We are two tenant associations who joined together to defend ourselves against a corporate real estate investment hydra that seeks to expel us from our homes in order to maximize their profits.

Friday, July 6, 2012

Locked Out

There was a malfunction of the new technologically superior electronic surveillance/security key device. The power died and the door was not functional. No tenant could gain access to the building and their homes. The former key hole was plugged with a piece of metal, so using the old key was not an option. Someone decided that the solution was to tape the latch of the door. That way one could gain access to the building. This also left the building exposed to the criminal element. The tape job was sloppy and easily observed by any passerby on the street. 120 had a robbery during the day about a year ago with this electronic door nonsense.

One of the readers of our blog emailed some info on the keys. They are made by a Swedish company called ASSA ABLOY. The emailer said that the keys use 'Proximity technology"which was developed by the military industrial complex. They have codes in them that track the activity of the user.
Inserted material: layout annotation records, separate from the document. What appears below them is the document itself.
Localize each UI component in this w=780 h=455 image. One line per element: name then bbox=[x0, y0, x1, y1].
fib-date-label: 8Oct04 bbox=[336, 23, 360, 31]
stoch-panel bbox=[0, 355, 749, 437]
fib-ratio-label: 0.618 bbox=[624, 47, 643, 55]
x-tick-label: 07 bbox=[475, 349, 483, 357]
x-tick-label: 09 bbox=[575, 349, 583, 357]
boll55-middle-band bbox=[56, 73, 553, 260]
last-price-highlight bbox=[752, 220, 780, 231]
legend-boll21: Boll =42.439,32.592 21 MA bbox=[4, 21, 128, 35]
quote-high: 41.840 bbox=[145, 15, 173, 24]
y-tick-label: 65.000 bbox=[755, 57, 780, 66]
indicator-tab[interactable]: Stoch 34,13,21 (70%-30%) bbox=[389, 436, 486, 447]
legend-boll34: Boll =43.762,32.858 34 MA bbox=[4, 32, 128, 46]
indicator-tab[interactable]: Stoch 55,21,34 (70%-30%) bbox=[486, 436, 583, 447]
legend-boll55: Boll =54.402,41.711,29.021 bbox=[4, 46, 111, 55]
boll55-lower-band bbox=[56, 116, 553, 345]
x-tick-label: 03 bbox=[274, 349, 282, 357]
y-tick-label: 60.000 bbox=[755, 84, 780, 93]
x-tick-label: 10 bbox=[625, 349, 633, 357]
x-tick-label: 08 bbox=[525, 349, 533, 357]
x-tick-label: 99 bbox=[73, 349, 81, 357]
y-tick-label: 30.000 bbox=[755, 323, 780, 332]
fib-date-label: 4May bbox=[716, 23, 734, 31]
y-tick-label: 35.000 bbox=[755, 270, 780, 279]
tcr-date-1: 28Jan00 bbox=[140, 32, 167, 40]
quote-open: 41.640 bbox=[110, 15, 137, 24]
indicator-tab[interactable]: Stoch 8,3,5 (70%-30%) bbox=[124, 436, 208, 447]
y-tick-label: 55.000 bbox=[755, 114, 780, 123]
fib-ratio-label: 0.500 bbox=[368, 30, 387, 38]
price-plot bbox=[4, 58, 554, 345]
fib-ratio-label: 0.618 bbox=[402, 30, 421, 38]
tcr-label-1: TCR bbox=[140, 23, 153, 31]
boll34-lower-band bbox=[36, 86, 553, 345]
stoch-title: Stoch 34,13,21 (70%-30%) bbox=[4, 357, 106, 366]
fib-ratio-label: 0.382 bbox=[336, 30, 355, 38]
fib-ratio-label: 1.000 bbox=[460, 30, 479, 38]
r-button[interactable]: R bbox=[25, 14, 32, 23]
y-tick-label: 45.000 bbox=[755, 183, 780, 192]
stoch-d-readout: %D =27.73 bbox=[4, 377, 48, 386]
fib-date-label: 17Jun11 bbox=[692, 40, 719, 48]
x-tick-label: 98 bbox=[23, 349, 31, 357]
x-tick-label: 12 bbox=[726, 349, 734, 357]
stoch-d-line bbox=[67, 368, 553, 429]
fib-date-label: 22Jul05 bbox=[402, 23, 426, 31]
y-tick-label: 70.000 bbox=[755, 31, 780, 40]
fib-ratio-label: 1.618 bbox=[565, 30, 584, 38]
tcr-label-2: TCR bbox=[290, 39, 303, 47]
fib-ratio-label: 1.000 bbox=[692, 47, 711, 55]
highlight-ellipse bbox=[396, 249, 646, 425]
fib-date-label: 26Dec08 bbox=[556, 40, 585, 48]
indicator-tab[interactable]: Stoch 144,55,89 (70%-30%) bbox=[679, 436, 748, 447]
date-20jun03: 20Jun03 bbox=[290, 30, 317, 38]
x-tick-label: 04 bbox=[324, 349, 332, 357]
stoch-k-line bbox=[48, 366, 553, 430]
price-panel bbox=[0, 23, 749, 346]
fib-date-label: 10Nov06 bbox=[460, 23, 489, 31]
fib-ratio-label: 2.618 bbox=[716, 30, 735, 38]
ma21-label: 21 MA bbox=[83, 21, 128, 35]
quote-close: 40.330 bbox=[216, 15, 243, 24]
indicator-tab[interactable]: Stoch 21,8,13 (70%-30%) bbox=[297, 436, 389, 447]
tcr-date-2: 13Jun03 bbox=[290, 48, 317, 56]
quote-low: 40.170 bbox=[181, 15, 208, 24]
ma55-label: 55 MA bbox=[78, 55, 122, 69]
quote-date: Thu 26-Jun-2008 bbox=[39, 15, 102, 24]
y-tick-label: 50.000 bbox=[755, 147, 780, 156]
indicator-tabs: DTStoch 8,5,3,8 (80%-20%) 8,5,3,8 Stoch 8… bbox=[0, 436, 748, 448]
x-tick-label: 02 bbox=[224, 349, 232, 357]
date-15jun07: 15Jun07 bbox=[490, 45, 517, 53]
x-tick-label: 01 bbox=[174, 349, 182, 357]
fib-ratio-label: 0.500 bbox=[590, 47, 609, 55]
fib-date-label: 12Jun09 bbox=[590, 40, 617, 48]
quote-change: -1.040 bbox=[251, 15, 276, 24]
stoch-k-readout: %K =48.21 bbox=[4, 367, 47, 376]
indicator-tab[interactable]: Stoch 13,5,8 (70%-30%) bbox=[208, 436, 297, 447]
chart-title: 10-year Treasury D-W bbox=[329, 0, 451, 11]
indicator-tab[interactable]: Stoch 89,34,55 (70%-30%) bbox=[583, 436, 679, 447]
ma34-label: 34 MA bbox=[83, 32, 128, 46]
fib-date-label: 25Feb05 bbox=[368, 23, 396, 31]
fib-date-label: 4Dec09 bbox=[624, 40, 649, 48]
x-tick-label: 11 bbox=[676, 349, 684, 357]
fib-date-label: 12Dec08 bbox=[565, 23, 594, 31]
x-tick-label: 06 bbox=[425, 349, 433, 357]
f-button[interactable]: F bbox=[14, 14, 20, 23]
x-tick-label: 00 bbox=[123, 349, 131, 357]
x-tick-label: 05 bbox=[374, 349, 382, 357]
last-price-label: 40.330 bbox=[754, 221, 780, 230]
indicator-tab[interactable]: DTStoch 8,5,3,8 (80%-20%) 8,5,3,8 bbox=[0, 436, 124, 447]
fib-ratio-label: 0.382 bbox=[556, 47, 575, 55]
The reader said that they can detect the presence of the key from 100 yds away, and suggested this may be the reason they refused to give out 2 keys. The law says they must provide us with 2 keys. If one leaves home for work, one takes a single key. The second key is left behind in the apartment. This may cause confusion in their data gathering. I'm not sure if this is true, but it makes for some interesting thought. A few tenants have suggested we switch keys regularly to mess up their data.

1 comment:

  1. I suspect tenants got only 1 fob because of the cheapness of the management. Page 2 of the document above describes the "Typical Maximum Read Range" as only 1.5 inches to 12 inches maximum. I don't think there is a technical reason not to distribute 2 fobs per tenant. I know of other buildings elsewhere that have done so.

    Management should fork over the second fob. Better yet, Management should GET RID OF THE FAILURE-PRONE ELECTRONIC DEVICE and leave just a lock installed.